Thursday morning, I got word that my grandmother’s health was in rapid decline. She’d been in poor health for a few weeks with pneumonia, but now the hospice nurse said her body was shutting down. I went straight over to her house to spend the day with my aunts and to say my goodbyes.
She looked rough. I last saw my grandma in the fall, and she was doing so well. Laughing, singing, dancing, telling stories from when her seven kids were young. We talked to her over the phone for Christmas – her health prevents much in the way of visits over the colder months – and she was strong and doing well then, too. It was a shock to see how much she had changed. She struggled to speak, but she told me that she was ready, that she was going to be with my grandpa again, and she asked me to remember that love was the most important thing, the most enduring thing. When I left a few hours later, she told me to tell my boys goodbye for her. We got a message the next afternoon that she said she was ready and had asked for morphine. A couple hours later, she passed away.
My grandmother is the fifth member of my family that I’ve said goodbye to (that I was old enough to remember, anyway), and one of the hardest goodbyes for me. I was particularly close to her. My sister and I used to stay at her house in the summer for a few weeks while our parents and younger siblings went back to South Carolina where we lived. She taught us to knit, let us build “houses” out of couch pillows, gave us Flintstones vitamins every night before bed. When I was around 11 or 12 years old, she gave up a pack-a-day smoking habit cold turkey, one of the hardest things I’ve ever seen anyone do. She was just so strong and so sharp. Even after her body began to fail her and she couldn’t walk anymore, her mind was so sharp. She could remember the tiniest details and tell stories like no one else I’ve ever known.
I have so many memories. My grandma always led the songs and cheering during birthday parties with specific intros. She made the best spaghetti, and she forced me to eat peaches even when I didn’t like them (ha!). Her entire dining room was covered from floor to vaulted ceiling with framed photos, hundreds of them, until the last few years when she could no longer keep up with the dusting. She was from Britain and had the best accent, with a touch of Bronx from my grandpa mixed in over the years. My sister and I used to hug fire hydrants when we were five-ish, calling them “grandma” because we missed her when we lived in South Carolina and she was in Texas.

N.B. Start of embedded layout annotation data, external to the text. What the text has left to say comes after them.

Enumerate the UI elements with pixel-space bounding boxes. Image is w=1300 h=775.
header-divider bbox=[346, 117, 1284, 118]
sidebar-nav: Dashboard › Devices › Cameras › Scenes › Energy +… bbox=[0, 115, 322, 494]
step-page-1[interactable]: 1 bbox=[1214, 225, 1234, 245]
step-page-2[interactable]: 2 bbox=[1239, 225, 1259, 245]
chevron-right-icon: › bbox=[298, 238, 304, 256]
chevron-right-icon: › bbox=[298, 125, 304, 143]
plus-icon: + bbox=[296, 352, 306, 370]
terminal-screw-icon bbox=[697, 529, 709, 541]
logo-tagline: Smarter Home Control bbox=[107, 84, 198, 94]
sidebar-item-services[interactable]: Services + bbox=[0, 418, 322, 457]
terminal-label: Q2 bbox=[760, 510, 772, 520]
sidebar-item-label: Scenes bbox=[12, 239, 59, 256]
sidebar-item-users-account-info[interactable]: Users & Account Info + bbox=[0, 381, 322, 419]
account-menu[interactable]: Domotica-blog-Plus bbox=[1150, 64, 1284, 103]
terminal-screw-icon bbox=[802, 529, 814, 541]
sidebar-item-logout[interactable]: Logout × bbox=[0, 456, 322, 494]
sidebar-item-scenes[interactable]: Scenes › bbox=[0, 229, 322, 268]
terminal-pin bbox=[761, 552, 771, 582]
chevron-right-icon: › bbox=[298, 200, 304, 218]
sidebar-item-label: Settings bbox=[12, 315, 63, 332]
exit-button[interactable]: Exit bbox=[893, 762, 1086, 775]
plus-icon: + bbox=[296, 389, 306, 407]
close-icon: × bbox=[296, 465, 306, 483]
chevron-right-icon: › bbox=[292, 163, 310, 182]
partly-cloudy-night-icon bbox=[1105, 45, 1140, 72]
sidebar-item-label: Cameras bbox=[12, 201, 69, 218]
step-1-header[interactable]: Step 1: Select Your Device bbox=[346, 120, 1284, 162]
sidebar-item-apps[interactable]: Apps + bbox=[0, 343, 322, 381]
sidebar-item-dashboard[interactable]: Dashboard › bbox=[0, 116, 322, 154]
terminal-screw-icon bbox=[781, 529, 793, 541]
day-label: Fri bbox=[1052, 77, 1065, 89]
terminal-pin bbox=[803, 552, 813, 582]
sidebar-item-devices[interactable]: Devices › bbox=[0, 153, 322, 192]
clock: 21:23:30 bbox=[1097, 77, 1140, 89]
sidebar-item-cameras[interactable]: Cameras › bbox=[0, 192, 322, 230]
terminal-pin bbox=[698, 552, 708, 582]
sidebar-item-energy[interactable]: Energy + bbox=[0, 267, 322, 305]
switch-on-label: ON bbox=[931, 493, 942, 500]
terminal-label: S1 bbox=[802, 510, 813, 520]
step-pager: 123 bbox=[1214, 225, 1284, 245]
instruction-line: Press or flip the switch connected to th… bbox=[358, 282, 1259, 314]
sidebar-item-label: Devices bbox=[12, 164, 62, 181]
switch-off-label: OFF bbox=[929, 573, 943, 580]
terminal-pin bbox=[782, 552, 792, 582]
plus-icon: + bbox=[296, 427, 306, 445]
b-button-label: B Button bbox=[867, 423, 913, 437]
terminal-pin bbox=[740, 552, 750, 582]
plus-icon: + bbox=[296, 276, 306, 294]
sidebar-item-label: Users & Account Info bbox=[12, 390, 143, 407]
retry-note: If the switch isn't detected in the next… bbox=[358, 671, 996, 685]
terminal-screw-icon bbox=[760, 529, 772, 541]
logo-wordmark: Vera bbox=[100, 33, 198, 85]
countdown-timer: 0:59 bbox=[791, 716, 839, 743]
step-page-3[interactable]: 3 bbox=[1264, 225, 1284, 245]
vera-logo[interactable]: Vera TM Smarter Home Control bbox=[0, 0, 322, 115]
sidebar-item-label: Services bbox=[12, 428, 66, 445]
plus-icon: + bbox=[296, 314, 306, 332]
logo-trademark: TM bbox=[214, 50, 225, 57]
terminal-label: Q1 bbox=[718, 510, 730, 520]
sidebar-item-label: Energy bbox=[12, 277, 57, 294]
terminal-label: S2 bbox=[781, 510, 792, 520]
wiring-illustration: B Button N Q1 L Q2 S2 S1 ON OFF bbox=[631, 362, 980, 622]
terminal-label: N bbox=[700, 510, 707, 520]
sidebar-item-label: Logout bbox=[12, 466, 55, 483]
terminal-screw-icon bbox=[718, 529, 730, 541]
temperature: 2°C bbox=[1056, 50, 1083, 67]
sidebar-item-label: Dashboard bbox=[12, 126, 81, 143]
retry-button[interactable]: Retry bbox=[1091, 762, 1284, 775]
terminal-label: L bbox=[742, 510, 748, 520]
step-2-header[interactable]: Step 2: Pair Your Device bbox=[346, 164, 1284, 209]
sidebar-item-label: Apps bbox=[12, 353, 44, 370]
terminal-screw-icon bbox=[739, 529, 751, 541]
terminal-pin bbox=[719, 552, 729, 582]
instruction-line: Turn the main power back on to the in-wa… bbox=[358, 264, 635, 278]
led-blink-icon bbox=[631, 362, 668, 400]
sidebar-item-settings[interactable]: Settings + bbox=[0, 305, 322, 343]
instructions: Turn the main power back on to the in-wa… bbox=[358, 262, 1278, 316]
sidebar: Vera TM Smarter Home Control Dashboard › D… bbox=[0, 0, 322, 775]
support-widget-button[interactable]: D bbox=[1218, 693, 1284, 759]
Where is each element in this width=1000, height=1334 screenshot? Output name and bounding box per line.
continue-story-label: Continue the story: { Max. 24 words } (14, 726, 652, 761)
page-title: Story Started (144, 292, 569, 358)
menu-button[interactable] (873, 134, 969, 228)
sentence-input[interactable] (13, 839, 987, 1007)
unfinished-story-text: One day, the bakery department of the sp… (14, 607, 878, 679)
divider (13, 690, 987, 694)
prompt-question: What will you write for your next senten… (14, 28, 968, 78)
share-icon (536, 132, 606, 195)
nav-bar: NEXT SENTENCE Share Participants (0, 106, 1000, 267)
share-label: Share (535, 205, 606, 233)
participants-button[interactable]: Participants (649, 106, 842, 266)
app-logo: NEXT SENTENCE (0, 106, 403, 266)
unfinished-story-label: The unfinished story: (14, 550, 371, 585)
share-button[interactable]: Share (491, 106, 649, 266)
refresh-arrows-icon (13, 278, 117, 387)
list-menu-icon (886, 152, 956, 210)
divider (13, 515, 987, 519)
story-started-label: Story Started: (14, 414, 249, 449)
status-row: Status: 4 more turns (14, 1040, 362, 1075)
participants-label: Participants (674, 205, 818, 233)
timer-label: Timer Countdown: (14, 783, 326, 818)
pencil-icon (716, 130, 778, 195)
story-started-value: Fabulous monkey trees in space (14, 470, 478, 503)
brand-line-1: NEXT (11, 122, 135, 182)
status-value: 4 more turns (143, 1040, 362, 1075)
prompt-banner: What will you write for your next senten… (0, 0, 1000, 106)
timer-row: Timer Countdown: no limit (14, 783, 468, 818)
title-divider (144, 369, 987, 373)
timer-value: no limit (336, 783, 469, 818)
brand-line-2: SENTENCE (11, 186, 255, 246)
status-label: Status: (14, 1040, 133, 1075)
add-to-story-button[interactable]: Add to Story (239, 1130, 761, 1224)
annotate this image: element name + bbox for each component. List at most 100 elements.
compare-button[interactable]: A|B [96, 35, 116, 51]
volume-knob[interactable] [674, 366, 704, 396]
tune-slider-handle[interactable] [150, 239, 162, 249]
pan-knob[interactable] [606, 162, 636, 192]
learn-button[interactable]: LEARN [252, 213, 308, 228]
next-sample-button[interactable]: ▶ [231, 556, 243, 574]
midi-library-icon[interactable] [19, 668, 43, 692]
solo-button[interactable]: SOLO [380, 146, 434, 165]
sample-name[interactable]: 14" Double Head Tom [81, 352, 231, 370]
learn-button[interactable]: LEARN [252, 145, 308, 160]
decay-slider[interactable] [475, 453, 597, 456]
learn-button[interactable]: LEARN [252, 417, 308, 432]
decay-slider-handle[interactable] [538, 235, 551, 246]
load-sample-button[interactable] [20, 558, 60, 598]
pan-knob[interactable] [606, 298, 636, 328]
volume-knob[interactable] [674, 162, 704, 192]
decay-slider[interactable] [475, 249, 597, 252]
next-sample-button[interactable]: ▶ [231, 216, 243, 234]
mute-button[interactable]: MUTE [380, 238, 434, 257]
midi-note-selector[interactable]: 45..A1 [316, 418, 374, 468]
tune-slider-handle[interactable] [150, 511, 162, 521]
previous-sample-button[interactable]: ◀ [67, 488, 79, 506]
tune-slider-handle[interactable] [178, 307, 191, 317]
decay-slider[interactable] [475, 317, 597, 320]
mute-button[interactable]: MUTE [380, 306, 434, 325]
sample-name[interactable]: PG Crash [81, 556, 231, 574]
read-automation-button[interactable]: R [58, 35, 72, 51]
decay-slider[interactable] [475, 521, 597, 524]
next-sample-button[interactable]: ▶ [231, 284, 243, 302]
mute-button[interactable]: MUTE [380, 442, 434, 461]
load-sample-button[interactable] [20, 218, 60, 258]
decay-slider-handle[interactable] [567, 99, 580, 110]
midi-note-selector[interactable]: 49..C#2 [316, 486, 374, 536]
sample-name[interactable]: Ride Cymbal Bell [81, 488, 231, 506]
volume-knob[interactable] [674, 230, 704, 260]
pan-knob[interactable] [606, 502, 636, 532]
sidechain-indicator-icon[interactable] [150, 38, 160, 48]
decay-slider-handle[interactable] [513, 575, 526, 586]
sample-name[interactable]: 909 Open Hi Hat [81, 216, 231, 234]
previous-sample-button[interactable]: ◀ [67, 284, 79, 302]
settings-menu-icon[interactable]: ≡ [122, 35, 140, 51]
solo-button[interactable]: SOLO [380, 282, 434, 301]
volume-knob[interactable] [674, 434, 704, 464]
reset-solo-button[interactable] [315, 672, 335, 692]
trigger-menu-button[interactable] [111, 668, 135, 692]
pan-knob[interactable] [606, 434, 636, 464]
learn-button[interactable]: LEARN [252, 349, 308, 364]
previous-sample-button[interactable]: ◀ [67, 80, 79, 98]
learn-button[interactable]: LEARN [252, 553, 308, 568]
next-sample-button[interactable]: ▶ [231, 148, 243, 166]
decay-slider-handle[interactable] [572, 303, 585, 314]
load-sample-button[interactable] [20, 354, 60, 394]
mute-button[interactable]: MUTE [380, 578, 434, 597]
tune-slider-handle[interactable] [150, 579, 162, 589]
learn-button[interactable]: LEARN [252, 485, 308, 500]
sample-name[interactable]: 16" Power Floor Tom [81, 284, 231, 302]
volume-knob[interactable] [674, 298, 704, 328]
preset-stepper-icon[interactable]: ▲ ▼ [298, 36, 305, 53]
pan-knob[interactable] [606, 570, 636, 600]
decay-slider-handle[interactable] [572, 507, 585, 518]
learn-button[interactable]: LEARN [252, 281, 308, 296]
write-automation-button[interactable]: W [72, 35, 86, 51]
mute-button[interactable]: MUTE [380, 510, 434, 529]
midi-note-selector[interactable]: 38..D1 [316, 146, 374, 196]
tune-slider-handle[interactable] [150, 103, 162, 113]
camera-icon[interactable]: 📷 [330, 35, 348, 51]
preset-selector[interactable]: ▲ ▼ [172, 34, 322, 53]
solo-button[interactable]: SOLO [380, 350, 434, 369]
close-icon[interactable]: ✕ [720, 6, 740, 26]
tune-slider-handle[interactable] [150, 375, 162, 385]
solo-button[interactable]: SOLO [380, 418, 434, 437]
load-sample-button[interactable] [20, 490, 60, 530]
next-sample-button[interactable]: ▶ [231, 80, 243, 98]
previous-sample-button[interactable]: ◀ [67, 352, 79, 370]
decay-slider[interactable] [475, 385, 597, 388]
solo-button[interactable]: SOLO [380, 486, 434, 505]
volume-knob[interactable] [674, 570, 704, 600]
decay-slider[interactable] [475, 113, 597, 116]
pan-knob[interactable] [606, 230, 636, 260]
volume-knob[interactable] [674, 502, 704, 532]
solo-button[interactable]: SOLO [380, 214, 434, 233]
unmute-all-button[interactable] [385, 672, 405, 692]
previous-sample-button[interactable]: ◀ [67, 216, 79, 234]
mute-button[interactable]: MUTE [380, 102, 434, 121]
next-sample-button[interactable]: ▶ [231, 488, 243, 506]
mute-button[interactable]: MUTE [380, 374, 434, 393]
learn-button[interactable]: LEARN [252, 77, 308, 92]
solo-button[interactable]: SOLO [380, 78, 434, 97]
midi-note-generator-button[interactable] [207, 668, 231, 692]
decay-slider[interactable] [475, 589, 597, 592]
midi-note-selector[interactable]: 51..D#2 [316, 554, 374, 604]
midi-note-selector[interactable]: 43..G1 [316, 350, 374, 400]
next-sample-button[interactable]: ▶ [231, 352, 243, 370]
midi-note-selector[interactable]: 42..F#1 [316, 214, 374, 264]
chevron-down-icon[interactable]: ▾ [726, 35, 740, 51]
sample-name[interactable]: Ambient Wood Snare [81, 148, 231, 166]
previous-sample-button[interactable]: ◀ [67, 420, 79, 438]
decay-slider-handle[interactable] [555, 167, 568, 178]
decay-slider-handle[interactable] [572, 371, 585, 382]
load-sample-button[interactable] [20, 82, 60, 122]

Grief has always been a bit unpredictable for me. The last few days, I’ve had moments when I feel put together and moments when I start having panic attacks and moments where I start sobbing out of nowhere. I don’t know exactly how the next few weeks will go. Sometimes while grieving, I tend to throw myself into writing, and I might start drafting blog posts for the next few weeks. Sometimes I withdraw into my in-real-life support system and disappear from the online world altogether. I don’t know how it will be for me now. I have one post pre-drafted for the week already, before I got the news, and that will still post, but otherwise I don’t have any plans and I might be sporadic for a time. If I’m not posting here and not commenting on your blogs for now, please know I’ll be back as soon as I’m recovered.
Thank you all for listening. I’m grateful for my support system (both on- and offline), and for being able to say goodbye to my grandmother, and for my family members that have taken such good care of Grandma over the years, and for being back in San Antonio so that I was able to spend one of her last days by her side. I’m grateful that once her pain got to be too much, she didn’t have to linger long in agony. I’m grateful that she had to a chance to tell so many of us goodbye. I’m grateful that my boys got to know her and are old enough to remember. I’m grateful for my husband for taking care of things while I’m out of commission, and for his very flexible job, and for the kitties who know something’s up and keep trying to comfort me. I’m grateful for yoga, which has helped to keep me grounded while my body tries to process the grief physically. I’m grateful for so many things, and I know the love of my family and friends will help me to get through this time.